You should be able to prove your words with real-life case studies. 

Include a success story of the most relevant customer (and make sure you have permission to create and share it) in your presentation to illustrate how exactly your platform contributes to achieving long-term business outcomes. 

Use your case studies as social proof, but avoid spending too much time talking about other companies. 

9. Use “loss aversion” tactics

Executives are only going to make a commitment to change if you focus on what they stand to lose versus what they stand to gain. 

In other words, the fear of losing outweighs the joy of winning.

Avoiding losses is a more powerful driver for executives than pursuing incremental gains. 

Therefore, by demonstrating what they miss out on while not using your product, you’re more likely to get executive buy-in. 

10. Understand their decision-making style

Your C-level executive likely falls under one of the five decision-making styles — it’s helpful to decipher their operating style to tailor your messaging accordingly.

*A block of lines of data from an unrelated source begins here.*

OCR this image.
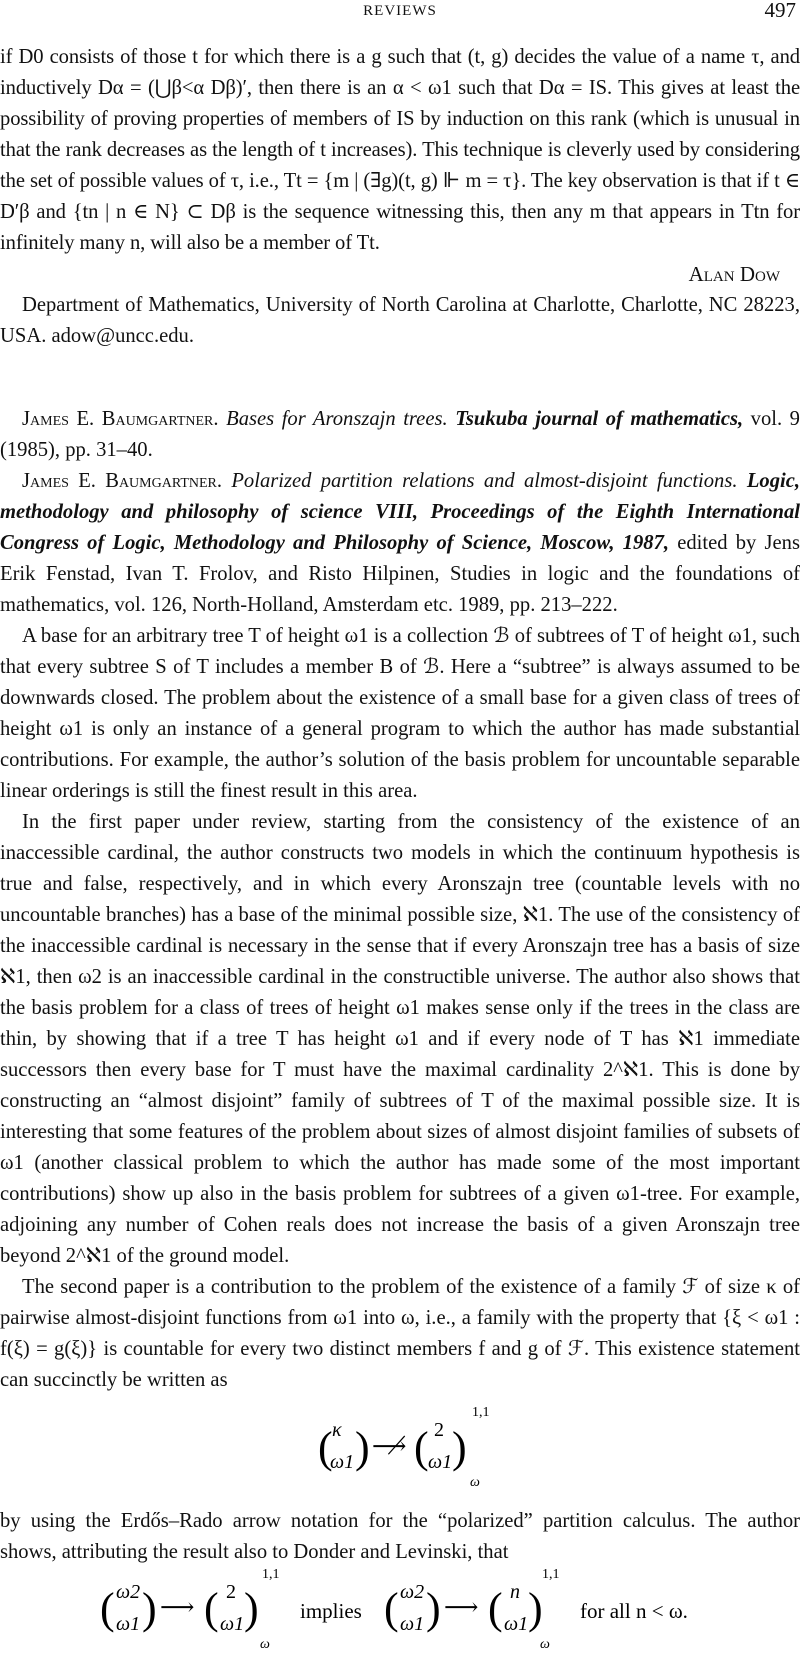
REVIEWS	497

if D0 consists of those t for which there is a g such that (t, g) decides the value of a name τ, and inductively Dα = (⋃β<α Dβ)′, then there is an α < ω1 such that Dα = IS. This gives at least the possibility of proving properties of members of IS by induction on this rank (which is unusual in that the rank decreases as the length of t increases). This technique is cleverly used by considering the set of possible values of τ, i.e., Tt = {m | (∃g)(t, g) ⊩ m = τ}. The key observation is that if t ∈ D′β and {tn | n ∈ N} ⊂ Dβ is the sequence witnessing this, then any m that appears in Ttn for infinitely many n, will also be a member of Tt.

Alan Dow

Department of Mathematics, University of North Carolina at Charlotte, Charlotte, NC 28223, USA. adow@uncc.edu.

James E. Baumgartner. Bases for Aronszajn trees. Tsukuba journal of mathematics, vol. 9 (1985), pp. 31–40.

James E. Baumgartner. Polarized partition relations and almost-disjoint functions. Logic, methodology and philosophy of science VIII, Proceedings of the Eighth International Congress of Logic, Methodology and Philosophy of Science, Moscow, 1987, edited by Jens Erik Fenstad, Ivan T. Frolov, and Risto Hilpinen, Studies in logic and the foundations of mathematics, vol. 126, North-Holland, Amsterdam etc. 1989, pp. 213–222.

A base for an arbitrary tree T of height ω1 is a collection ℬ of subtrees of T of height ω1, such that every subtree S of T includes a member B of ℬ. Here a “subtree” is always assumed to be downwards closed. The problem about the existence of a small base for a given class of trees of height ω1 is only an instance of a general program to which the author has made substantial contributions. For example, the author’s solution of the basis problem for uncountable separable linear orderings is still the finest result in this area.

In the first paper under review, starting from the consistency of the existence of an inaccessible cardinal, the author constructs two models in which the continuum hypothesis is true and false, respectively, and in which every Aronszajn tree (countable levels with no uncountable branches) has a base of the minimal possible size, ℵ1. The use of the consistency of the inaccessible cardinal is necessary in the sense that if every Aronszajn tree has a basis of size ℵ1, then ω2 is an inaccessible cardinal in the constructible universe. The author also shows that the basis problem for a class of trees of height ω1 makes sense only if the trees in the class are thin, by showing that if a tree T has height ω1 and if every node of T has ℵ1 immediate successors then every base for T must have the maximal cardinality 2^ℵ1. This is done by constructing an “almost disjoint” family of subtrees of T of the maximal possible size. It is interesting that some features of the problem about sizes of almost disjoint families of subsets of ω1 (another classical problem to which the author has made some of the most important contributions) show up also in the basis problem for subtrees of a given ω1-tree. For example, adjoining any number of Cohen reals does not increase the basis of a given Aronszajn tree beyond 2^ℵ1 of the ground model.

The second paper is a contribution to the problem of the existence of a family ℱ of size κ of pairwise almost-disjoint functions from ω1 into ω, i.e., a family with the property that {ξ < ω1 : f(ξ) = g(ξ)} is countable for every two distinct members f and g of ℱ. This existence statement can succinctly be written as

( κ
ω1 ) ⟶̸ ( 2
ω1 )
1,1
ω

by using the Erdős–Rado arrow notation for the “polarized” partition calculus. The author shows, attributing the result also to Donder and Levinski, that

( ω2
ω1 ) ⟶ ( 2
ω1 )
1,1
ω
implies ( ω2
ω1 ) ⟶ ( n
ω1 )
1,1
ω
for all n < ω.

  • The Charismatic: Described as enthusiastic and persistent, charismatics are quick to absorb and act on new ideas. While being open to risks, they are responsible and determined individuals. Despite initial enthusiasm, these people understand the need to reason their emotional decisions with facts. 
  • The Deep Thinker: These are the most difficult decision-makers to persuade. To make a buying decision, they’ll require as much information as possible, including real-life case studies, market research data, cost-benefit analysis, etc.
  • The Skeptic: This type of decision-maker is highly suspicious about everything you present to them until you win their trust. You should be ready to answer a lot of questions and stay incredibly diplomatic. A referral from a trusted source will help you establish credibility with a skeptic.
  • The Follower: Afraid of wrong choices, followers aren’t open to risk. They’re more likely to agree with you if you can show them how others have implemented your solution successfully.  
  • The Controller: These people are logical and objective in their decisions. Unlike deep thinkers or skeptics, controllers aren’t too interested in case studies and social proof. In your conversation with a controller, you’d better let them lead and ask questions. If they don’t convince themselves, nobody can impact their decision. 

You’ll get an idea of your executive’s decision-making style after your first interaction with them. 

Observe the way they respond to your pitch, ask questions, and present their concerns — and you’ll be able to figure out the triggers that impulse their buying decisions and include them in your sales communication.

C-Suite Executives Are Strategic Thinkers

C-suite executives perceive your value proposition differently from other roles. From their perspective, it only matters how it helps them solve an organizational problem and what it means for them in the long run. 

When selling to the C-suite, you should tailor your messaging to shift focus from immediate benefits to the big picture. 

At the end of the day, no matter what your buyer’s position is — the key to a successful sales strategy is understanding what’s truly important to them and addressing it in your sales process.